Furthermore, we report here for the first time the sequences of chicken erythropoietin (EPO) and EPOR genes (Additional file 1), which also share the GC-rich sequence characteristics. These genes were absent from nucleotide databases, and it was assumed that avian hematopoiesis did not require EPO signaling since primary chicken erythroid progenitors were not EPO-dependent [36]. Therefore, the identification of chicken EPO and EPOR genes allows us to test whether avian EPO retains the biological activity it has in other vertebrates.

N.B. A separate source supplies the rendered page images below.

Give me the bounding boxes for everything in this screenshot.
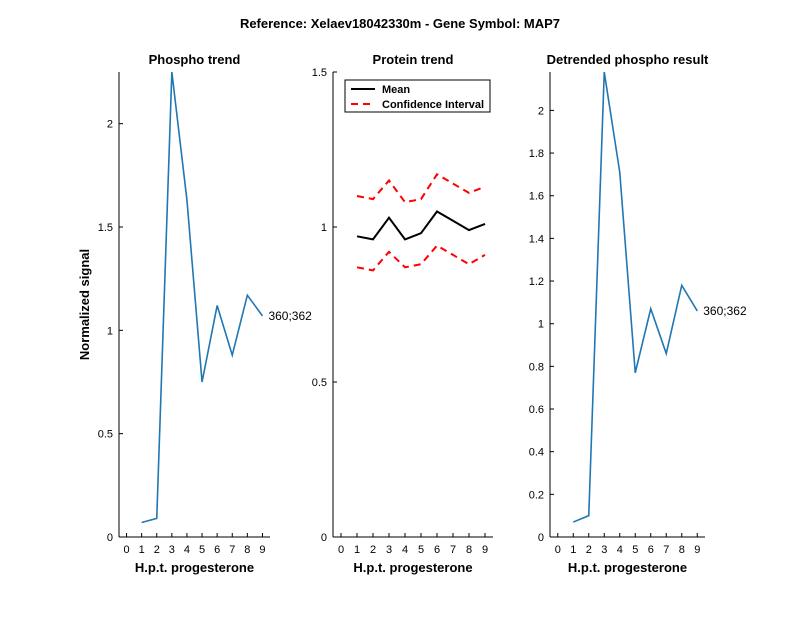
y-tick-label: 0.5 <box>98 429 113 441</box>
x-tick-label: 5 <box>199 544 205 556</box>
x-tick-label: 9 <box>259 544 265 556</box>
legend-box <box>344 79 491 113</box>
y-tick-label: 2 <box>107 119 113 131</box>
x-tick-label: 2 <box>370 544 376 556</box>
x-tick-label: 4 <box>184 544 190 556</box>
ci-upper-line <box>356 172 486 204</box>
x-tick-label: 3 <box>169 544 175 556</box>
x-tick-label: 5 <box>418 544 424 556</box>
x-tick-label: 8 <box>244 544 250 556</box>
y-tick-label: 1.5 <box>312 67 327 79</box>
x-tick-label: 1 <box>354 544 360 556</box>
x-tick-label: 7 <box>450 544 456 556</box>
panel-title: Detrended phospho result <box>547 52 709 67</box>
y-tick-label: 1.8 <box>529 148 544 160</box>
y-tick-label: 1.4 <box>529 233 544 245</box>
x-tick-label: 2 <box>154 544 160 556</box>
x-tick-label: 1 <box>139 544 145 556</box>
x-axis-label: H.p.t. progesterone <box>353 560 472 575</box>
x-tick-label: 0 <box>555 544 561 556</box>
x-tick-label: 9 <box>482 544 488 556</box>
ci-lower-line <box>356 244 486 272</box>
y-tick-label: 0 <box>321 532 327 544</box>
y-tick-label: 0.4 <box>529 447 544 459</box>
x-tick-label: 4 <box>402 544 408 556</box>
legend-label: Mean <box>382 84 410 96</box>
x-tick-label: 0 <box>123 544 129 556</box>
y-tick-label: 1 <box>321 222 327 234</box>
x-tick-label: 6 <box>434 544 440 556</box>
y-tick-label: 1.5 <box>98 222 113 234</box>
x-axis-label: H.p.t. progesterone <box>568 560 687 575</box>
panel-title: Phospho trend <box>149 52 241 67</box>
y-tick-label: 1 <box>107 325 113 337</box>
x-tick-label: 4 <box>617 544 623 556</box>
x-tick-label: 7 <box>663 544 669 556</box>
y-tick-label: 0.5 <box>312 377 327 389</box>
y-axis-label: Normalized signal <box>77 249 92 360</box>
x-tick-label: 8 <box>679 544 685 556</box>
y-tick-label: 1.2 <box>529 276 544 288</box>
y-tick-label: 0.2 <box>529 489 544 501</box>
x-tick-label: 7 <box>229 544 235 556</box>
y-tick-label: 0 <box>107 532 113 544</box>
series-annotation: 360;362 <box>703 304 747 318</box>
figure-suptitle: Reference: Xelaev18042330m - Gene Symbol… <box>240 16 560 31</box>
x-tick-label: 0 <box>338 544 344 556</box>
y-tick-label: 1.6 <box>529 191 544 203</box>
mean-line <box>356 210 486 241</box>
x-tick-label: 1 <box>570 544 576 556</box>
y-tick-label: 1 <box>538 319 544 331</box>
series-line <box>141 71 264 524</box>
legend: Mean Confidence Interval <box>344 79 491 113</box>
y-tick-label: 0.6 <box>529 404 544 416</box>
x-tick-label: 8 <box>466 544 472 556</box>
legend-label: Confidence Interval <box>382 99 484 111</box>
series-annotation: 360;362 <box>268 309 312 323</box>
x-tick-label: 6 <box>648 544 654 556</box>
y-tick-label: 2 <box>538 105 544 117</box>
x-axis-label: H.p.t. progesterone <box>135 560 254 575</box>
panel-title: Protein trend <box>373 52 454 67</box>
x-tick-label: 3 <box>386 544 392 556</box>
x-tick-label: 9 <box>694 544 700 556</box>
x-tick-label: 5 <box>632 544 638 556</box>
y-tick-label: 0.8 <box>529 361 544 373</box>
x-tick-label: 3 <box>601 544 607 556</box>
x-tick-label: 2 <box>586 544 592 556</box>
series-line <box>572 71 698 523</box>
y-tick-label: 0 <box>538 532 544 544</box>
x-tick-label: 6 <box>214 544 220 556</box>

All these newly assembled avian genes previously considered missing in all birds or in the chicken share similar GC-rich sequence characteristics. GC-rich genes are extremely hard to amplify by PCR, a key step in NGS library preparation [7, 8]. These technical hurdles are presumably behind the absence of this gene subset from genomic databases. In particular, regions of long and concatenated GC-rich stretches cause an extreme decrease in the coverage by NGS reads. Therefore, the assembly of genes in this subset requires multiple large SRA datasets (examples are provided in Additional file 1). We also note that many of the GC-rich stretches are predicted to form DNA quadruplex structures [9]. We can only speculate about the biological determinants behind the presence of the GC-rich sequence patterns. In the genes we have analyzed here, these sequence patterns appear to be conserved in birds but not in other vertebrates. The best example is EPO, where we were able to assemble orthologs in several bird species from a wide variety of avian taxons. All avian EPO sequences cluster together, while the mammalian and other non-avian EPO orthologs have lower GC content (Fig. 1b and Additional file 4). Therefore, the events leading up to this change in EPO sequence composition must have occurred in a common ancestor of birds, or there must have been some driving force maintaining this pattern throughout avian evolution. A similar evolutionary trend can be observed in POP7 (which lies next to EPO in vertebrate genomes), EPOR, its genomic neighbor SWSAP1, and other GC-rich genes reported here (e.g. MMP14 and LPPR2, as shown in Fig. 1b). For these genes, we had only a very limited amount of sequences from outside their coding regions, so their position on avian chromosomes could not be determined. An intriguing possibility is that at least some of these genes reside on avian microchromosomes. The six smallest chicken microchromosomes (chromosomes 33-38) do not have any sequence representation in the chicken genome assembly [10]. Sequence information for the larger chicken microchromosomes is also fragmentary; they have, however, been reported to have higher GC content than macrochromosomes [11, 12]. In addition, avian microchromosomes contain various types of short microsatellite repeats [1316]. The extensive presence of these repeats is a typical feature that we observe in introns in the GC-rich gene subset.

Conclusion

We report the existence of avian genes with strongly biased GC patterns. These genes have been underrepresented in genomic databases, probably due to technical obstacles to genomic library preparation. In addition to identifying chicken EPO and EPOR loci, we analyzed the gene set reported as missing in birds [1] and found additional examples of such genes. Our examination of the genes listed in Lovell et al. [1] was not exhaustive, so among the avian genes absent from current databases several more can be expected to be assembled from SRA data. Nevertheless, the vast majority of the genes reported in Lovell et al. [1] are probably really missing in birds, and their article includes a detailed discussion of the evolutionary aspects of this phenomenon. The existence of an underrepresented GC-rich gene subset was originally suggested in the 2004 report on the chicken genome sequence [12]. Here, we present detailed examples of such genes, which present an analytical challenge from both technical and evolutionary perspectives.